Colonel Taylor said there will likely be pauses during the campaign as the United States brings more firepower into the region to boost its existing capabilities:

"If we have a sustained campaign, we do need a little bit more time to build up the forces that we had (in the Gulf region) a month ago. Remember that we had two aircraft carrier battle groups in the Gulf last October, but one of them has left and now we are sitting there with one aircraft carrier battle group -- the USS Enterprise. We would want to bring in more strike aircraft, we would want to get the (radar-invisible) Stealth aircraft back in, so (the strikes) would gradually build up as we build up (our) capabilities. I don't think there will be pauses for political reasons, but I think there will be a gradual buildup (of the strikes) as we bring in reinforcements.

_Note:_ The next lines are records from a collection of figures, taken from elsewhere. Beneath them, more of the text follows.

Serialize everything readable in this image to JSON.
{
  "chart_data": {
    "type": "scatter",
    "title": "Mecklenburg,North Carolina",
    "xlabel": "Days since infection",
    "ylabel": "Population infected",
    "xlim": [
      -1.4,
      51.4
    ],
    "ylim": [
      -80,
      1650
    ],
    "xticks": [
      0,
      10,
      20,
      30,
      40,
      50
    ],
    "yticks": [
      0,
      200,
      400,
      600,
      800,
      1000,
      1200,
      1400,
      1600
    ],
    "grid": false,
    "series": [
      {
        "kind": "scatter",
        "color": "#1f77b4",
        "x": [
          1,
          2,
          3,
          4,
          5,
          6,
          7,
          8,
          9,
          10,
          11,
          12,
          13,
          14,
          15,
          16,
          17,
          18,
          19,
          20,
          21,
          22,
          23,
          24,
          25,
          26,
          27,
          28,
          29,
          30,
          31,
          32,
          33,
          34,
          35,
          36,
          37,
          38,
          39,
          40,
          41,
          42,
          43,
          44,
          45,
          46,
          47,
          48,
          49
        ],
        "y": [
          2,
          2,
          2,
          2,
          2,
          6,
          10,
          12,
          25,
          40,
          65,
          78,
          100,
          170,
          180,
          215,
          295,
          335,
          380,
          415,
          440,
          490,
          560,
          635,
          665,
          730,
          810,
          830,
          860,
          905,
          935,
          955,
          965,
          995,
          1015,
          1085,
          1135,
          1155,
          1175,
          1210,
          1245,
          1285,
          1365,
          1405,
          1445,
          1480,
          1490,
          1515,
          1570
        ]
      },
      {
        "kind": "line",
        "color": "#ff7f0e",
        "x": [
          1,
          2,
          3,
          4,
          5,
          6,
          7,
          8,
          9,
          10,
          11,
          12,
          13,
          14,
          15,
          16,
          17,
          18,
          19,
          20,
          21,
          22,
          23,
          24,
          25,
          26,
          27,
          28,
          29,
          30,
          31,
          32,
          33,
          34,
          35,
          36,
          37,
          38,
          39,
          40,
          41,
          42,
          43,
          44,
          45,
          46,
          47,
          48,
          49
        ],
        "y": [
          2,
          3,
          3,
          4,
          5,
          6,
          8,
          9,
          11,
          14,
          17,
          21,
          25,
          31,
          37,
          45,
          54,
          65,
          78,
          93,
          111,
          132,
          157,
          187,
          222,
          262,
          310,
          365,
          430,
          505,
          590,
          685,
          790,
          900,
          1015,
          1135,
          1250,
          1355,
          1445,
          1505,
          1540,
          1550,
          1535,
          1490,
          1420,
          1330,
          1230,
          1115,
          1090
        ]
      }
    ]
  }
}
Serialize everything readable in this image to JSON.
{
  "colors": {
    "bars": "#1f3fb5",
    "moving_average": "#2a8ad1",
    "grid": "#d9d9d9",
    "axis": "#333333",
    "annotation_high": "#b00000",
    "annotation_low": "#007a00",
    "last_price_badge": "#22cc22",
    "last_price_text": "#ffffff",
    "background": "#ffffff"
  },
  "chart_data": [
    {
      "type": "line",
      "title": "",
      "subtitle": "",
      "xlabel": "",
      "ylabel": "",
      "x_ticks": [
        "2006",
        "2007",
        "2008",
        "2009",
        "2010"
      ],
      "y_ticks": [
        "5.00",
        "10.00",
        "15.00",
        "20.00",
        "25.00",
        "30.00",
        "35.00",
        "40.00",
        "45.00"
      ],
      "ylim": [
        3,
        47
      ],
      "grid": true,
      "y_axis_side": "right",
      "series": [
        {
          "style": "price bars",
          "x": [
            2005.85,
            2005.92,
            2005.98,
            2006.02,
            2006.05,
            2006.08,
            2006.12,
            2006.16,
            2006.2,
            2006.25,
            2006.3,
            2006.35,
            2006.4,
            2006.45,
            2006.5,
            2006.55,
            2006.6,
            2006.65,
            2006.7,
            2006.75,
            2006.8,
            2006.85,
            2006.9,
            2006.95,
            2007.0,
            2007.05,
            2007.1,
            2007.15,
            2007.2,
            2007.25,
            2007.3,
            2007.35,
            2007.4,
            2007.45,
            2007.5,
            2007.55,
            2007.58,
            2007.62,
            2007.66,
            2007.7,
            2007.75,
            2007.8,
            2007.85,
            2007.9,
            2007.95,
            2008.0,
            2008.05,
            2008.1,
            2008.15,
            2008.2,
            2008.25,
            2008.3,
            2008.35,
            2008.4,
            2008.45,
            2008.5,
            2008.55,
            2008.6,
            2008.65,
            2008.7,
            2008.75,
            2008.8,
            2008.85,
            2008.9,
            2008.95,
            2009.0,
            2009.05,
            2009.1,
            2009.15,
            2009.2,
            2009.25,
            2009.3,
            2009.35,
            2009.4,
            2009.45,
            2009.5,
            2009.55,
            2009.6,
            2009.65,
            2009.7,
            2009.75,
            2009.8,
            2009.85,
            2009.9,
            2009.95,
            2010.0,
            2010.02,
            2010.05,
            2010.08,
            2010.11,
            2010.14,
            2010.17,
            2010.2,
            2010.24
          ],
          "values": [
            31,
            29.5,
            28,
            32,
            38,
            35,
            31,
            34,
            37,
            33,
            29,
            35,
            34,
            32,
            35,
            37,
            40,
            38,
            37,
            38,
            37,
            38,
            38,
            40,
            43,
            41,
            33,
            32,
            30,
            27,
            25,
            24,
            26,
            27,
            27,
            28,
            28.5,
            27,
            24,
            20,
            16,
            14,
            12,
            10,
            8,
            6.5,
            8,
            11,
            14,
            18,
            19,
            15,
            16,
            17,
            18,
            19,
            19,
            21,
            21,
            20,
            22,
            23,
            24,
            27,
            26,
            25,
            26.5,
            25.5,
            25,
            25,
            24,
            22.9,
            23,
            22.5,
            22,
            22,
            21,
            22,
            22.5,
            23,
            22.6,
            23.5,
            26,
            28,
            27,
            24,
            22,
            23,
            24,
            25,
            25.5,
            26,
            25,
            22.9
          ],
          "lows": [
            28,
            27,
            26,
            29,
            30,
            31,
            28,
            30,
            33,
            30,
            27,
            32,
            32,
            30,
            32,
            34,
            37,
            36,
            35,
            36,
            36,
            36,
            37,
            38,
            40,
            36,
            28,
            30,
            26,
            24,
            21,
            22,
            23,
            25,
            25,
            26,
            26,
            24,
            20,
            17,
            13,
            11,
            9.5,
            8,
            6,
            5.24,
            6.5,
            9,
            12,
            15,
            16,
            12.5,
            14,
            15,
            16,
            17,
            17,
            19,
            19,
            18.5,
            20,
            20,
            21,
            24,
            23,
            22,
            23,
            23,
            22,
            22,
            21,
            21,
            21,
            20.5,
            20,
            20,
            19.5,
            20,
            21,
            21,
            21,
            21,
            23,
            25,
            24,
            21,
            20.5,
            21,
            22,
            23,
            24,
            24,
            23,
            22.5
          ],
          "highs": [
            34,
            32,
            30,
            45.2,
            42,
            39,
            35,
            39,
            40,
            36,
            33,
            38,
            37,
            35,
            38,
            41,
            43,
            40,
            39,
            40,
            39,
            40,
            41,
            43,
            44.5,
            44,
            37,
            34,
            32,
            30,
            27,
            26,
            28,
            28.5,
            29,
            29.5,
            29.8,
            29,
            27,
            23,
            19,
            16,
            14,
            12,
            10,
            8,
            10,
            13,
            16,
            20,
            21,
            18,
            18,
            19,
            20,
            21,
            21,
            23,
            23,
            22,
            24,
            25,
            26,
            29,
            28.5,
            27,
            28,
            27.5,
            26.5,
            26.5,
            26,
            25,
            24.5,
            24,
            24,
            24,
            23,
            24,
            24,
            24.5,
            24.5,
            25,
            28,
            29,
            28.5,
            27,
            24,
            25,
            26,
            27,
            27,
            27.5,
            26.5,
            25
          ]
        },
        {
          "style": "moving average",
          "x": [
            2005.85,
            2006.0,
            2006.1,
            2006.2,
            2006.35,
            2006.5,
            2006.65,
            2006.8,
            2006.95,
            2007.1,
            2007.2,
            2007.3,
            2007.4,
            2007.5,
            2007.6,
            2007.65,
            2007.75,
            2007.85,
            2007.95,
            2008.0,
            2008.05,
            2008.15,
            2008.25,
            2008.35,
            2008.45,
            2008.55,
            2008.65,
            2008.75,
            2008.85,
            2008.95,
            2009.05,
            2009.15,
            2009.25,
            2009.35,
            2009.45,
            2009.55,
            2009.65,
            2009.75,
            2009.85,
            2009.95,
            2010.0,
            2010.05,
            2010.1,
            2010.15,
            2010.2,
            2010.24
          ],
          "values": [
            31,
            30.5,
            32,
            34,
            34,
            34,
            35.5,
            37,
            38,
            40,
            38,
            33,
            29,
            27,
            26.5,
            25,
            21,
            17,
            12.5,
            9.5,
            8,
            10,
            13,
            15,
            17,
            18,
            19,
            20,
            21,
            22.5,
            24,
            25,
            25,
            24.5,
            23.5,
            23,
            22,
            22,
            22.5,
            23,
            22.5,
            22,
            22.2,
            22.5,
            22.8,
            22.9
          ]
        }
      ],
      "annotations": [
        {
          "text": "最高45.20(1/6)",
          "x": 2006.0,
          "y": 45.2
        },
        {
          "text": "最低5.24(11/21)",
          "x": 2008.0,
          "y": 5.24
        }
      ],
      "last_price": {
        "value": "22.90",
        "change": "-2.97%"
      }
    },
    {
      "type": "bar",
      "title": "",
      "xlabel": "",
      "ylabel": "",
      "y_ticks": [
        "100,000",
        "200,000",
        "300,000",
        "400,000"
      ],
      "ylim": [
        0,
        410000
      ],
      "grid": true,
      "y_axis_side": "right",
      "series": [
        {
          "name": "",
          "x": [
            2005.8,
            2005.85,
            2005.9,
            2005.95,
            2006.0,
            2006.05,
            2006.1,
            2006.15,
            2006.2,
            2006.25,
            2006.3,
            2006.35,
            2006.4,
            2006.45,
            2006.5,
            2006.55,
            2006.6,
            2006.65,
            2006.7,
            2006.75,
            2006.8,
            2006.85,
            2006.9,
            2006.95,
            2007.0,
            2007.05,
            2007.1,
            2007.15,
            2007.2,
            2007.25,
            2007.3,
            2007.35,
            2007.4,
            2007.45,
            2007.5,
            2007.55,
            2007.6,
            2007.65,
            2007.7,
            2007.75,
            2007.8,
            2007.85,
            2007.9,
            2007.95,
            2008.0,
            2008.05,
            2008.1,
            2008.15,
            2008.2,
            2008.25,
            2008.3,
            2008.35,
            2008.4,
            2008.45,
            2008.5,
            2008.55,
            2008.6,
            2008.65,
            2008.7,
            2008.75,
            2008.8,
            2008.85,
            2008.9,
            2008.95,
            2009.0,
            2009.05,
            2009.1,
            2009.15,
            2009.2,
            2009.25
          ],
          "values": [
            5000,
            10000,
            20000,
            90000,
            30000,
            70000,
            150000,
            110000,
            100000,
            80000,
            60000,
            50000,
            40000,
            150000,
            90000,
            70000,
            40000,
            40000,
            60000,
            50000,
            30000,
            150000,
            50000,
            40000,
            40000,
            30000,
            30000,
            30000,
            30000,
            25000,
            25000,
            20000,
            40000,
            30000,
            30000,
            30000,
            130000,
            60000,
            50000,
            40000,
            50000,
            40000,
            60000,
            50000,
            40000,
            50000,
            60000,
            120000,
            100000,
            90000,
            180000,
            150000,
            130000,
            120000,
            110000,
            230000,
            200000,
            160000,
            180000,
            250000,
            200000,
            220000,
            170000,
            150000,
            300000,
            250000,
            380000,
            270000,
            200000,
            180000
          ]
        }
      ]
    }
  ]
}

Colonel Taylor also said he believes Washington's aim in striking Saddam Hussein's power base is to hasten the collapse of his regime:

"The strategy of the Clinton administration has shifted to one where a clear majority in the U.S. Congress and the Clinton administration itself says that we are now pursuing a strategy of ousting Saddam Hussein by supporting other groups, exiled Iraqi political organizations -- in London the Iraqi National Congress, the Iraqi National Front in Amman. So, we have shifted and this thing could be (extended) in a much longer sustained air campaign than most people think as we move as quickly as possible to find an alternative regime to Saddam Hussein's Baath party.